Wang was dreamy in the first movement, but the second movement is actually marked that way: Andante sognando (a dreaming andante). From Wang, the music was a song, inward. In the last movement, Vivace, I would have liked more of a madcap joy. The playing was a little plain for me. But, in the final pages, Wang was utterly committed, and passionate, and she deserved the roars that followed.

Then came the “second concert,” to borrow an old phrase: a slew of encores. Wang played her usual. Outstanding was the Horowitz Carmen Variations. It had more flair and accuracy than ever, and Wang knew it: she broke into a big smile afterward (not necessarily characteristic). “Tea for Two,” in the Art Tatum version, was never better. It really swung, from this Chinese woman. No one can tell me that music isn’t universal (or that the essentials of man aren’t).

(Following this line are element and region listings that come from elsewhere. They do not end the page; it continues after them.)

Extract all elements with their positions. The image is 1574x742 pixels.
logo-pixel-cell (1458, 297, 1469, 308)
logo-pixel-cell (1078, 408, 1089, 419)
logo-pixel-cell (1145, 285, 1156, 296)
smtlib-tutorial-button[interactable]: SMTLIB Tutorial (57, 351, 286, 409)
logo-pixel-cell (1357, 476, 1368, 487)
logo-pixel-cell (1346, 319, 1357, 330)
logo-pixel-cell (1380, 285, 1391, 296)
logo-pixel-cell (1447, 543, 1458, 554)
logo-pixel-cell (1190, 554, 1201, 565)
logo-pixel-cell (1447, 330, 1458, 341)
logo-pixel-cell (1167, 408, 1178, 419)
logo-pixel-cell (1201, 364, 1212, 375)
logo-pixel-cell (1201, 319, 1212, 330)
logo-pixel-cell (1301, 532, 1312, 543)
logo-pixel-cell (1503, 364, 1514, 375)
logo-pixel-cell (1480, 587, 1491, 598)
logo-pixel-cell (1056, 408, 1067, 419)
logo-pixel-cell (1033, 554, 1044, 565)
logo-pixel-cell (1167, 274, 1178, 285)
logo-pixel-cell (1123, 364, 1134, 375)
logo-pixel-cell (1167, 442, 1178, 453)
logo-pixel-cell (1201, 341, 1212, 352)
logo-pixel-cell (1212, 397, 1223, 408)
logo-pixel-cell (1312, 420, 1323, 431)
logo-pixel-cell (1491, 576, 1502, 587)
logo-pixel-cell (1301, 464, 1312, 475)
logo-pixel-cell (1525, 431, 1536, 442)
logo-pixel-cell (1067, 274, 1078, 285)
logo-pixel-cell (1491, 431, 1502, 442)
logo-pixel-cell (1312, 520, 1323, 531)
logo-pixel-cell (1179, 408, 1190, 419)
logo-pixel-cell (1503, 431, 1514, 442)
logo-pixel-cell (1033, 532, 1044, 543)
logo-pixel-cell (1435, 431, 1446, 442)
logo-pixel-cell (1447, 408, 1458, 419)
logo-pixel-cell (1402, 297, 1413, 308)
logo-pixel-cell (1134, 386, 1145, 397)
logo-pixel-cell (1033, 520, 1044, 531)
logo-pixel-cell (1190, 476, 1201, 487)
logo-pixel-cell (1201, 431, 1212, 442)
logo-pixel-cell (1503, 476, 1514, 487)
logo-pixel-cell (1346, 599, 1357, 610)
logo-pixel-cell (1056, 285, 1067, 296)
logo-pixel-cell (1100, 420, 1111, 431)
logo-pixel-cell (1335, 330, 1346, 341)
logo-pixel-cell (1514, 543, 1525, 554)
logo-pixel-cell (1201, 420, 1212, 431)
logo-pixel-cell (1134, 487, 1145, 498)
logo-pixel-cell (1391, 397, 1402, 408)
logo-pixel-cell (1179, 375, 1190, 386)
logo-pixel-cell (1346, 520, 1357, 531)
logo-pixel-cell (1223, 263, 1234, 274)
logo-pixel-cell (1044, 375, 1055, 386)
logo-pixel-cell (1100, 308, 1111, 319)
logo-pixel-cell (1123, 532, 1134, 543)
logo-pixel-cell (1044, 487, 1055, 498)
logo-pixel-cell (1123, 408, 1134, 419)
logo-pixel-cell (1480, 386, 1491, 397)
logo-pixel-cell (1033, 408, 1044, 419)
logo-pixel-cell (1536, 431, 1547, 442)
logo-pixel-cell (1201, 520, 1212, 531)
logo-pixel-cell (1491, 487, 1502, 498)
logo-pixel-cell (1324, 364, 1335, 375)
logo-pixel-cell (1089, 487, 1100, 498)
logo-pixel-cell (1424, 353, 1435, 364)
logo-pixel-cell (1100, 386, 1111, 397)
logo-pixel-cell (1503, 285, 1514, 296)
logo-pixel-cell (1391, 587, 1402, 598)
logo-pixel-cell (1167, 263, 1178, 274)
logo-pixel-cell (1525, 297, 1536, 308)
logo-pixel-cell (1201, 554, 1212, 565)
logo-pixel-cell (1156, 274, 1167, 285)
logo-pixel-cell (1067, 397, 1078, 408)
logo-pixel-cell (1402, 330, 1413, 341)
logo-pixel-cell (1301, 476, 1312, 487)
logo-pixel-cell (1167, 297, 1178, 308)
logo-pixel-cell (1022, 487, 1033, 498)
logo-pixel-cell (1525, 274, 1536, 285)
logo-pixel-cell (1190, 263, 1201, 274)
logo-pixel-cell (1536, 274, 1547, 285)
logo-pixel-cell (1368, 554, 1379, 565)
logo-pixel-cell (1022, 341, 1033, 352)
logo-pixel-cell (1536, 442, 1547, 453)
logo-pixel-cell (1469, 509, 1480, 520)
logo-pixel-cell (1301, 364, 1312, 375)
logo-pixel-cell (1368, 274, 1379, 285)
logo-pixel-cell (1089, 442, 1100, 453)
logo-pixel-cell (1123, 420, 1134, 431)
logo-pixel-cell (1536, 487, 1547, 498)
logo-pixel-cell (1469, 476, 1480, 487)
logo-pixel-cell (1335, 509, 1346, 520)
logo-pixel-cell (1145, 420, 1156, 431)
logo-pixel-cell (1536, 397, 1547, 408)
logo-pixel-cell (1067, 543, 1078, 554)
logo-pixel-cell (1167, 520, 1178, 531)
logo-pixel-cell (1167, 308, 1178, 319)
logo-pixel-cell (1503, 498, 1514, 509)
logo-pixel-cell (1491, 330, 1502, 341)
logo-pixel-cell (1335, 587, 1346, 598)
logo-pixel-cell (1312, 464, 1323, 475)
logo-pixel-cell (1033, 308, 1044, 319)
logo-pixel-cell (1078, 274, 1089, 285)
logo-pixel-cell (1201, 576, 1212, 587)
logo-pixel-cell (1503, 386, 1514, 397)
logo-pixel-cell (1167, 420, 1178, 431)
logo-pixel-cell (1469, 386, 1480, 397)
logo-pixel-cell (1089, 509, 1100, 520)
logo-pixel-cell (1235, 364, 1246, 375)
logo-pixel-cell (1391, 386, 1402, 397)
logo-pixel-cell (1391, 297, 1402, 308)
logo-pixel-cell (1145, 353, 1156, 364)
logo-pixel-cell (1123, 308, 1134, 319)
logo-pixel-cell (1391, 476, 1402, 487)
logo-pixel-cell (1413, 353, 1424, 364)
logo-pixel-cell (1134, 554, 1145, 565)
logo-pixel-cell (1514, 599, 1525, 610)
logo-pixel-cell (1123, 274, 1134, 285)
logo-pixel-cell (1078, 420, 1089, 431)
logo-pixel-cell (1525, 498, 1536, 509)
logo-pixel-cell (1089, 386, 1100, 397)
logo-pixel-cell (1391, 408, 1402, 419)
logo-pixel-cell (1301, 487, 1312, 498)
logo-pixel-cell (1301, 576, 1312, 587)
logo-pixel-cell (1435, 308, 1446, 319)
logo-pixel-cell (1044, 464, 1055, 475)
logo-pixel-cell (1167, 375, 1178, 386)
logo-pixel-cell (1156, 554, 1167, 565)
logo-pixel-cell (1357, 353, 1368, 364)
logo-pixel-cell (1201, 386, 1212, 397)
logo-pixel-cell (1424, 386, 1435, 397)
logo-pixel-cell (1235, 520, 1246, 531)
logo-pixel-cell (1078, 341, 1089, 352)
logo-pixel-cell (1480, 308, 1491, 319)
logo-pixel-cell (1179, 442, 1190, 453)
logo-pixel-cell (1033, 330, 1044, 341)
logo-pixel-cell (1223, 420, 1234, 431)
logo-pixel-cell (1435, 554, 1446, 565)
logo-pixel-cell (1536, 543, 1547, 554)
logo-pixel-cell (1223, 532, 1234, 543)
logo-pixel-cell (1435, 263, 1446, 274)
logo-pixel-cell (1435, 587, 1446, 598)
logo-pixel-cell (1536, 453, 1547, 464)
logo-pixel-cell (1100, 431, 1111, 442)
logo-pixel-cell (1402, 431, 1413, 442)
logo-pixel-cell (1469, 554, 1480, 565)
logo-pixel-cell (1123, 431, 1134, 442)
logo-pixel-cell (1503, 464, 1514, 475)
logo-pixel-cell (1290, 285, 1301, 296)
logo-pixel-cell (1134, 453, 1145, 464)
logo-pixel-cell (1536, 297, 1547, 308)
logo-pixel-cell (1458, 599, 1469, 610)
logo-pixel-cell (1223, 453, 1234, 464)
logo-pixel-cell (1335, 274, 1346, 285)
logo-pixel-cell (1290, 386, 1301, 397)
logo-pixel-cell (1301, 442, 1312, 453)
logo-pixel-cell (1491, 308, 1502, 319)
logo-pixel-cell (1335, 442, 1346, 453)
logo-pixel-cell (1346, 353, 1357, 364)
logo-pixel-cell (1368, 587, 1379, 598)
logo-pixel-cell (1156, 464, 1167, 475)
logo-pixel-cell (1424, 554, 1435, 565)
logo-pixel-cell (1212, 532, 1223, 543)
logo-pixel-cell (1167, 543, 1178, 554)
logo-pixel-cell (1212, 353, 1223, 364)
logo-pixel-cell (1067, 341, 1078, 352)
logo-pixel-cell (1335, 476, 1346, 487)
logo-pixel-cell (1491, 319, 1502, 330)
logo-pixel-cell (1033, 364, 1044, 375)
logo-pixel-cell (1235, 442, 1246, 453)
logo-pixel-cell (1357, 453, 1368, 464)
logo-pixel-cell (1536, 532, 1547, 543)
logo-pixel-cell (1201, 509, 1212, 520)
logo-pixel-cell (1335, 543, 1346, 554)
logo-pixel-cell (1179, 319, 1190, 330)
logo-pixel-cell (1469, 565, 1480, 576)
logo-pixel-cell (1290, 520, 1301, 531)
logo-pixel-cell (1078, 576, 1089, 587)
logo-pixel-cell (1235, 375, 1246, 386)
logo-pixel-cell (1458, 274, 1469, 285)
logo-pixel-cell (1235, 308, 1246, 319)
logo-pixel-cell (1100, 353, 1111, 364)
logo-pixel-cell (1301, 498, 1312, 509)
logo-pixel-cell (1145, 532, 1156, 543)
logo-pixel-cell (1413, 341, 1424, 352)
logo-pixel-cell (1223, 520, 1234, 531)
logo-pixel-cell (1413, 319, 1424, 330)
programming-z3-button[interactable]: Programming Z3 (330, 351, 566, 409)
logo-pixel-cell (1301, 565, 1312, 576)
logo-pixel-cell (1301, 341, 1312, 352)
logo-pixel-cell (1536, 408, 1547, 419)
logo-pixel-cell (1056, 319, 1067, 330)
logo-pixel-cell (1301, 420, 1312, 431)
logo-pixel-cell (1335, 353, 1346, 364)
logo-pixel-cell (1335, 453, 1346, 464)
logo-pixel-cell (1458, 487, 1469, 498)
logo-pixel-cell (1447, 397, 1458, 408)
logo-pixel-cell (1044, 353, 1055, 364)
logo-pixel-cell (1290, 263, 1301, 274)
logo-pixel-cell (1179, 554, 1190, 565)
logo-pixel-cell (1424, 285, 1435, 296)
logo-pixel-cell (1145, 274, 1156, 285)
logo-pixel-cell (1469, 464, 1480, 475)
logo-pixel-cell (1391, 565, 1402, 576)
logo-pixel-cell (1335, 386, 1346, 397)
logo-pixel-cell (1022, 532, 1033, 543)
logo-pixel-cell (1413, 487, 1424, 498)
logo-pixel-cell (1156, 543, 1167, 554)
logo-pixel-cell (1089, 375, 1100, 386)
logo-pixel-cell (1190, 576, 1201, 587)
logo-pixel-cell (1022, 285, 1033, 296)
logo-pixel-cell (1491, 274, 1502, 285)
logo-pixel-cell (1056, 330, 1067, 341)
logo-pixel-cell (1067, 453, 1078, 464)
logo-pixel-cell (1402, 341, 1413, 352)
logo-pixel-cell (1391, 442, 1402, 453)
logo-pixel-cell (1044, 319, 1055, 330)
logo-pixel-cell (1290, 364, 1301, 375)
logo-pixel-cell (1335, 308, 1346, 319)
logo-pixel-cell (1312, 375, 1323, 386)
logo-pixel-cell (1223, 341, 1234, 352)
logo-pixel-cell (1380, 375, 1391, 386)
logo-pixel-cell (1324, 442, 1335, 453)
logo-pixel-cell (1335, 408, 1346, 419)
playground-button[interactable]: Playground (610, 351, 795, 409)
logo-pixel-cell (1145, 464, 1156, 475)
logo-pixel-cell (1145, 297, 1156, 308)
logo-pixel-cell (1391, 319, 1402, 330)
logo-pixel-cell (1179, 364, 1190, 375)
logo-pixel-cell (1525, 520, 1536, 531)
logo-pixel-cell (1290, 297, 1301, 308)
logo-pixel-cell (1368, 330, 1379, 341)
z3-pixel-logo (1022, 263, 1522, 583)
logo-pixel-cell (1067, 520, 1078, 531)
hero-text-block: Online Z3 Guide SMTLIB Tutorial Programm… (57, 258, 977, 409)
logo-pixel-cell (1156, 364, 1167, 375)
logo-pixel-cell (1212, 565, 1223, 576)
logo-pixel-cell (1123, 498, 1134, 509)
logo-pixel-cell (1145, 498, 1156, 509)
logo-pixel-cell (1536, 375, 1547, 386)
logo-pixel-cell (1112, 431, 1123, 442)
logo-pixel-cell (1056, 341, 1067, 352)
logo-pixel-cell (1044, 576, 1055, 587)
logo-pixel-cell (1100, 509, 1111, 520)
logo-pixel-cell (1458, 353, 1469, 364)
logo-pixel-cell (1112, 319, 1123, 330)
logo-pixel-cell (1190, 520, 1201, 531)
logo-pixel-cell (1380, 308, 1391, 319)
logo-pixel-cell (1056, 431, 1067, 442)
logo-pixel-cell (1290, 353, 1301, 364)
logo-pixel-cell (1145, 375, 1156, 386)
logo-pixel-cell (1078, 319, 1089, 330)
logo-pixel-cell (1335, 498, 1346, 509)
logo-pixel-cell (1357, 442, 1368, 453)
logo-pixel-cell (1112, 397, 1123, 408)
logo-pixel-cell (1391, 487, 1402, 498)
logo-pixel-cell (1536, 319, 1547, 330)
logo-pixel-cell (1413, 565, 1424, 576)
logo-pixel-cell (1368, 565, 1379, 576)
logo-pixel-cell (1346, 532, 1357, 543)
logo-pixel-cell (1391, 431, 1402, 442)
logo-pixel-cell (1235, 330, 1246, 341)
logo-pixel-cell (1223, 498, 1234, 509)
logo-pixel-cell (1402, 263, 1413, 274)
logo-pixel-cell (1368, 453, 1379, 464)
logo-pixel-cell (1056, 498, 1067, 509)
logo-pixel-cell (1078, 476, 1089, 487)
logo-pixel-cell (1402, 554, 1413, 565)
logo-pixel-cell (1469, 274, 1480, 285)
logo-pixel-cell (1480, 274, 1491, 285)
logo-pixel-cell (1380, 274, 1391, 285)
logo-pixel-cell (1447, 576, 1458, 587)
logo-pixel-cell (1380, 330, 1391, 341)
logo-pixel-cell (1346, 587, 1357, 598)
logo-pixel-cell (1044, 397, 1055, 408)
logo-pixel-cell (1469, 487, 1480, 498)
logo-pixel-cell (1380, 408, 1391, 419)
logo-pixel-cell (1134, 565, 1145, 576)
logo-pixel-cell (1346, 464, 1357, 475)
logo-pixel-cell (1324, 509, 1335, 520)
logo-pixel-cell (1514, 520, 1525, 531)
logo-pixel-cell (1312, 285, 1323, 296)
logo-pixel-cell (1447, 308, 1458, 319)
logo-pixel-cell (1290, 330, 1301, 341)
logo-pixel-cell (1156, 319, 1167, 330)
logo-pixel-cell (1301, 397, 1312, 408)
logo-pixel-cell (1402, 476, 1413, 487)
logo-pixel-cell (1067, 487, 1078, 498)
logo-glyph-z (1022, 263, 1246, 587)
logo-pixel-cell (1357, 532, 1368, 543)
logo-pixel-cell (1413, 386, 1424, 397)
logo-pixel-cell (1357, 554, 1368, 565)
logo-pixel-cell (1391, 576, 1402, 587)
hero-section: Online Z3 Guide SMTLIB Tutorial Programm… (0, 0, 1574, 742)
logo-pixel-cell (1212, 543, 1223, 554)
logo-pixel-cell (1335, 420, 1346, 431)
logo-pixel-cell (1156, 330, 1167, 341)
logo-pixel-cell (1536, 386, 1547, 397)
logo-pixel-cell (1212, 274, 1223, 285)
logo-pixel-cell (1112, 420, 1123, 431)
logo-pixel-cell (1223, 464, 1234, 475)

The Precipitato from Prokofiev’s Sonata No. 7 was crazy-fast, far too fast—and yet undeniably exciting. With Mozart’s Rondo alla turca, Wang does something interesting: she combines the Fazil Say arrangement (jazzy) with the Arcadi Volodos arrangement (magisterial). Last night, she absolutely slew it.

She ended the evening with Liszt’s transcription of Schubert’s “Gretchen” (at her spinning wheel), and I thought of a phrase from Gypsy: “Sing out, Louise!” Louise was too reticent. But what a pianist, what a phenomenon, Yuja Wang is. We are lucky she came along.